Specifically, 9 and 10 degrees between the front and rear axles, respectively. Granted, the Quartermaster truck has a higher rear-axle articulation, at 12 degrees. Altogether, this ensures good traction, more so if you find yourself on some tricky trails. INEOS has paid special attention to the anti-roll bars, as well. This’ll mean that it’ll easily conquer off-road driving, yet remain well-mannered and civilised on regular roads.
Another clever aspect about the INEOS Grenadier is the suite of driver aids that help you when you’re off-roading. Of course, being a newer car, the Grenadier has the contemporary ADAS suite. But, on top of all that, you also get systems such as its uphill and downhill descent assist system. Or, the off-road optimised traction control system to manage wheel slip, particularly on uneven surfaces like sand, dirt, and snow.

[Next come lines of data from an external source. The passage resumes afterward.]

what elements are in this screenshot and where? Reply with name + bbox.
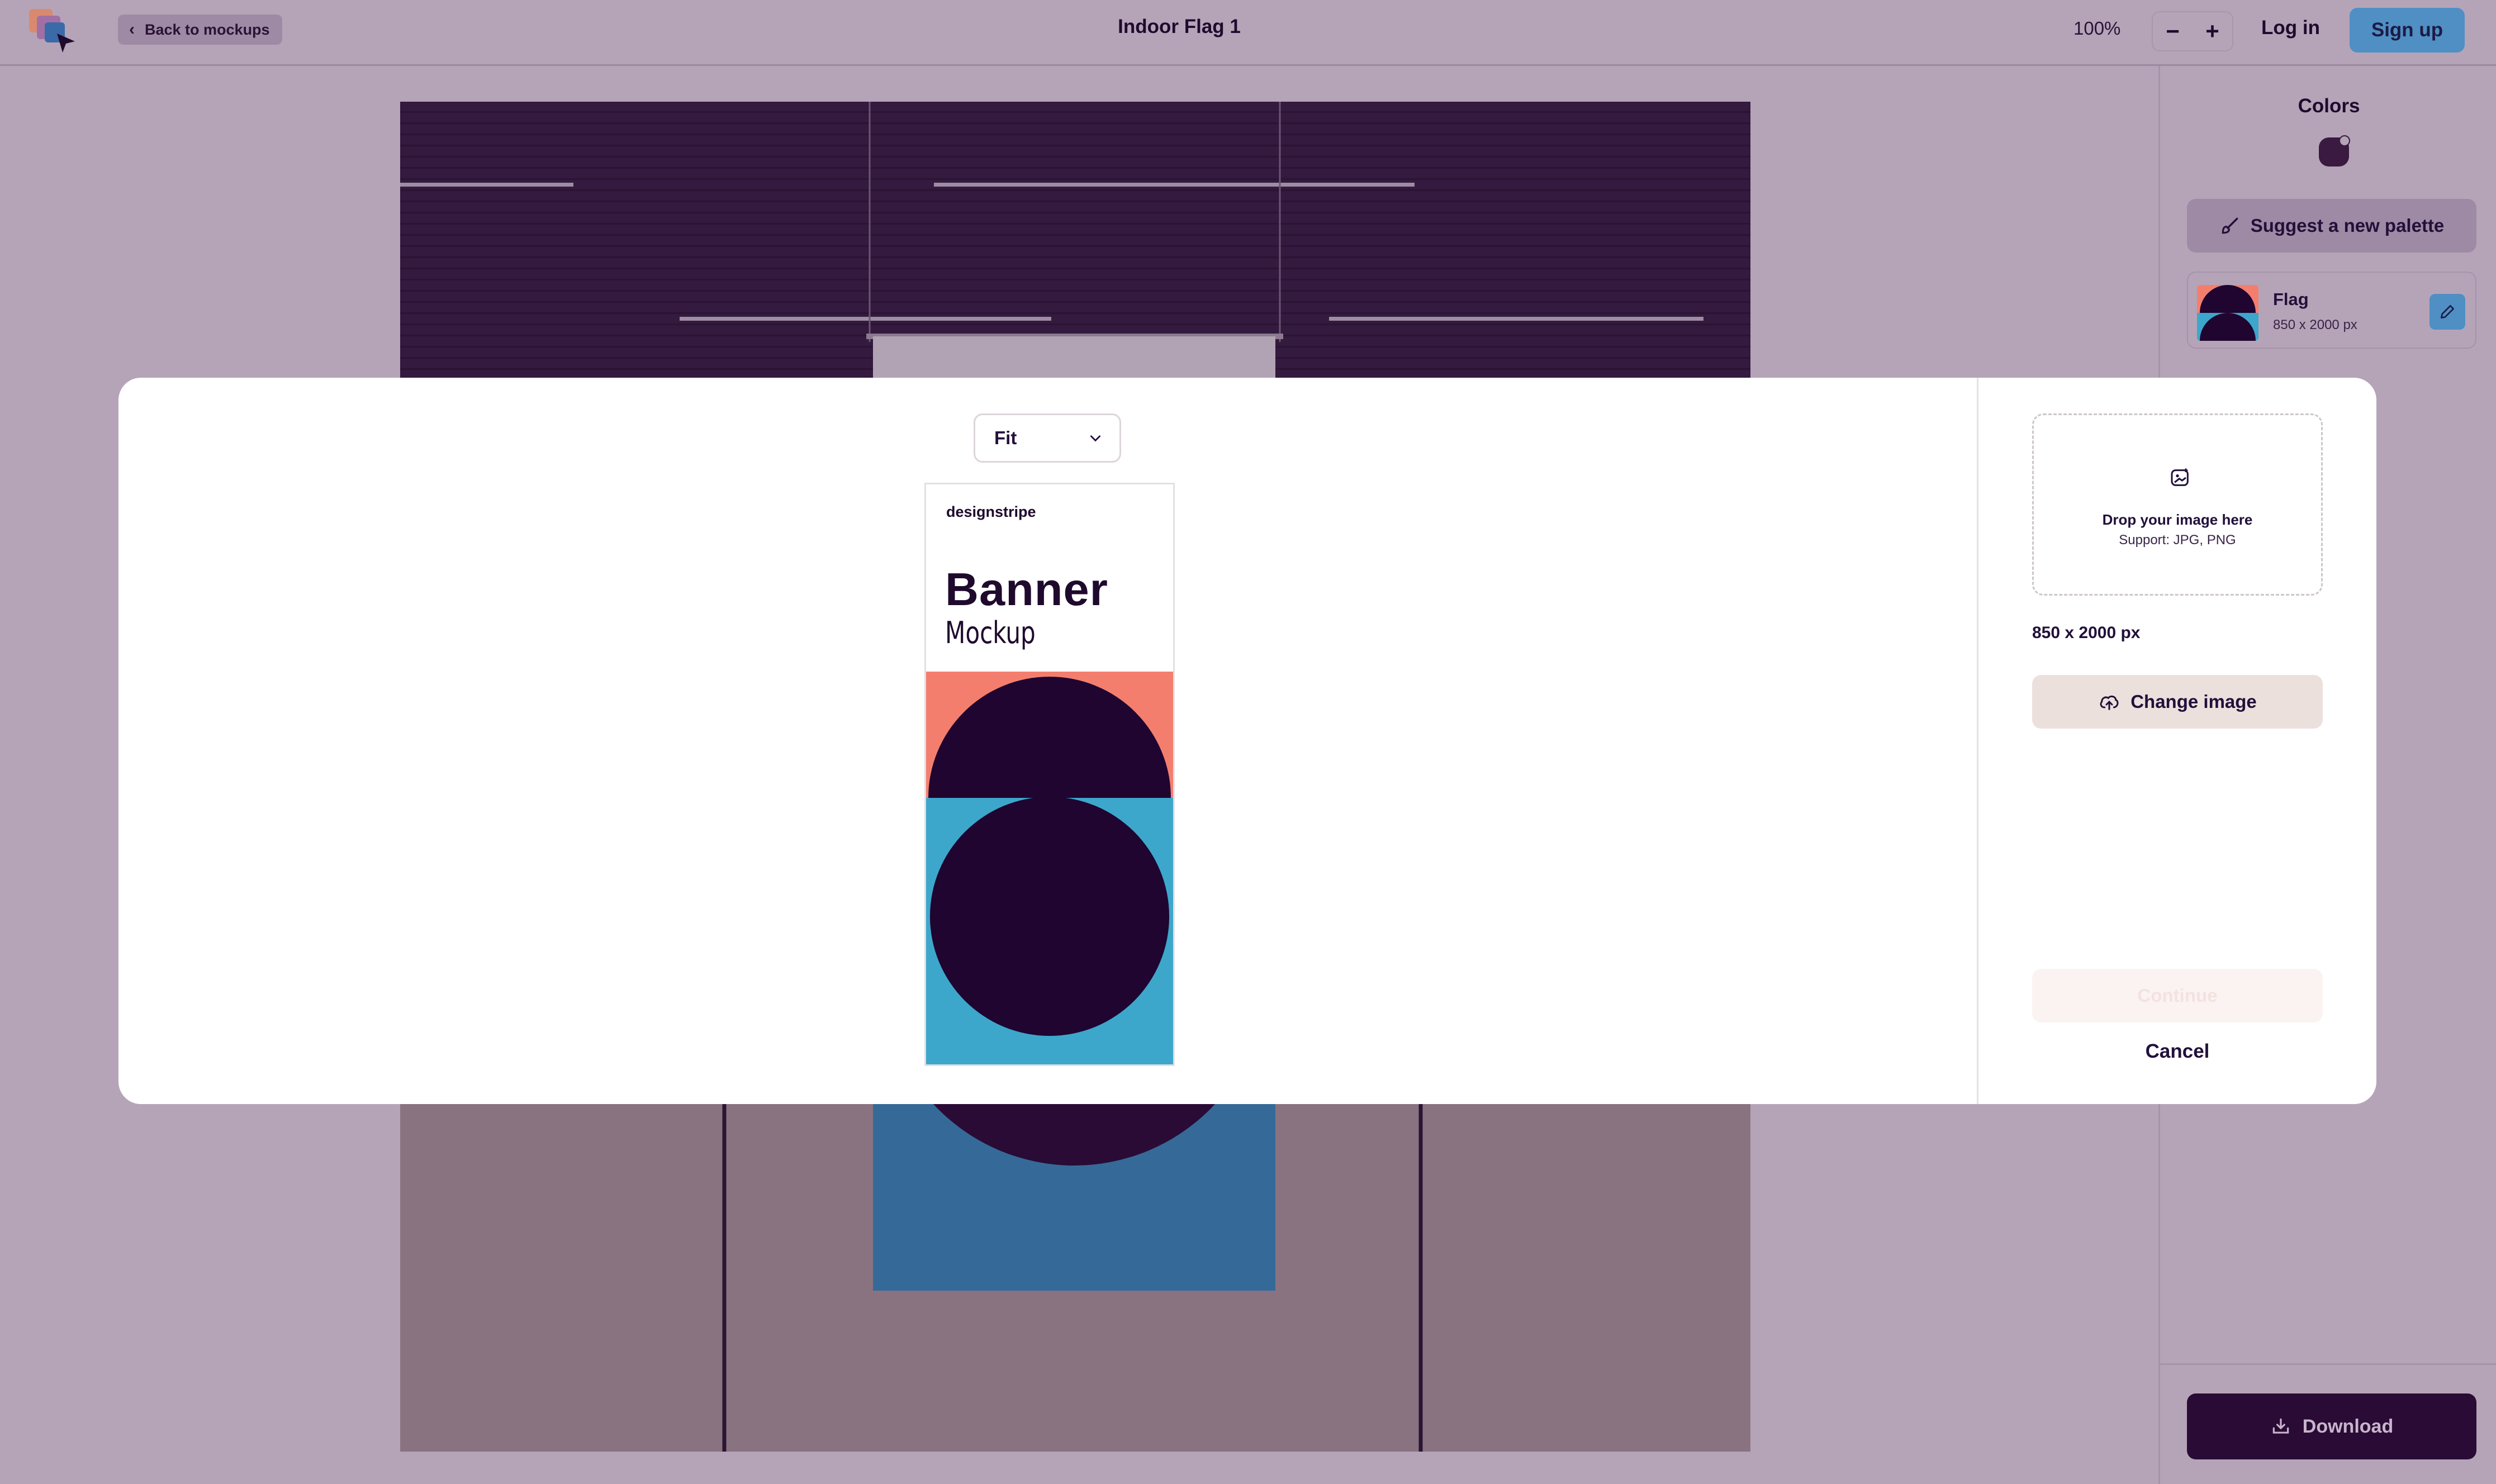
image-dropzone[interactable]: Drop your image here Support: JPG, PNG [2032, 413, 2323, 596]
download-icon [2272, 1418, 2289, 1434]
banner-subtitle: Mockup [945, 615, 1036, 650]
login-link[interactable]: Log in [2261, 17, 2320, 39]
banner-preview[interactable]: designstripe Banner Mockup [924, 483, 1175, 1066]
layer-size: 850 x 2000 px [2273, 317, 2357, 332]
edit-icon [2441, 305, 2454, 318]
back-label: Back to mockups [145, 21, 270, 38]
image-upload-modal: Fit designstripe Banner Mockup Drop your… [118, 378, 2376, 1104]
dropzone-title: Drop your image here [2102, 511, 2253, 528]
colors-heading: Colors [2298, 95, 2360, 117]
layer-thumbnail [2197, 285, 2258, 341]
banner-brand: designstripe [946, 503, 1036, 520]
change-image-button[interactable]: Change image [2032, 675, 2323, 729]
banner-title: Banner [945, 563, 1108, 615]
color-swatch[interactable] [2317, 133, 2352, 169]
layer-name: Flag [2273, 289, 2309, 309]
signup-button[interactable]: Sign up [2350, 8, 2465, 53]
back-to-mockups-button[interactable]: ‹ Back to mockups [118, 15, 282, 45]
download-label: Download [2302, 1415, 2394, 1437]
layer-card-flag[interactable]: Flag 850 x 2000 px [2187, 272, 2476, 349]
fit-value: Fit [994, 427, 1017, 448]
image-size: 850 x 2000 px [2032, 624, 2141, 642]
zoom-out-button[interactable]: − [2153, 12, 2193, 50]
page-title: Indoor Flag 1 [1118, 16, 1241, 37]
edit-layer-button[interactable] [2429, 294, 2465, 330]
dropzone-subtitle: Support: JPG, PNG [2119, 532, 2236, 548]
chevron-down-icon [1090, 435, 1100, 442]
continue-button[interactable]: Continue [2032, 969, 2323, 1022]
brush-icon [2222, 217, 2238, 234]
change-image-label: Change image [2130, 691, 2257, 712]
modal-divider [1977, 378, 1978, 1104]
upload-icon [2100, 695, 2119, 710]
image-icon [2171, 468, 2189, 486]
suggest-palette-button[interactable]: Suggest a new palette [2187, 199, 2476, 253]
download-button[interactable]: Download [2187, 1393, 2476, 1459]
zoom-in-button[interactable]: + [2193, 12, 2232, 50]
top-bar: ‹ Back to mockups Indoor Flag 1 100% − +… [0, 0, 2496, 66]
suggest-palette-label: Suggest a new palette [2250, 215, 2445, 236]
fit-dropdown[interactable]: Fit [974, 413, 1121, 463]
zoom-level: 100% [2073, 18, 2121, 39]
cancel-button[interactable]: Cancel [2032, 1040, 2323, 1068]
chevron-left-icon: ‹ [129, 20, 135, 39]
logo-icon[interactable] [28, 8, 78, 55]
banner-artwork [926, 672, 1173, 1064]
zoom-controls: − + [2152, 11, 2233, 51]
panel-divider [2160, 1363, 2496, 1365]
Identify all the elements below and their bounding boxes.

Customise And Outfit A Grenadier, Your Way
The INEOS Grenadier is a remarkably rugged and robust vehicle, inside and out. I’ve noticed this given the toughness of the exterior body panels and trim, not showing any scratches once I was done with it. It even offers something that not a lot of vehicles today have by default, adaptability and easy customisation. The side rails on the doors, for example, allow you to mount 100kgs worth of accessories on each door.
The built-in roof rails too, could allow you to store everything from extra cargo to a spare wheel, among a vast array of other configurations. It’s easy to see that INEOS caters the Grenadier to the highly dedicated and hardcore off-roader crowd, and what they’re looking for in a proper off-roader – the option to make it each to their own. On the Grenadier, it’s incredibly easy to bolt on or off aftermarket accessories.
INEOS, on their part, offers a bunch of these as optional extras, such as rock sliders, a spare wheel carrier, a jack mount, a winch, and plenty more. You could even spec your Grenadier to have it pre-wired (10 amp or 25 amp), so it’s ever simpler to mount and install lightbars and spotlights. Which, you could then run it through those auxiliary switches on the interior. It’s mostly plug-and-play, which is awesome to see.
This means that the INEOS Grenadier is highly customisable. Given how they’re used or who’s driving them at any one time, it might even be the case that it’ll be hard to find two of the same Grenadiers. There are infinite ways you can build your Grenadier to be the perfect off-roader and daily workhorse… Whether it’s for ferrying fertilizer and seeds around the farm, or trekking through and beyond the Scottish Highlands.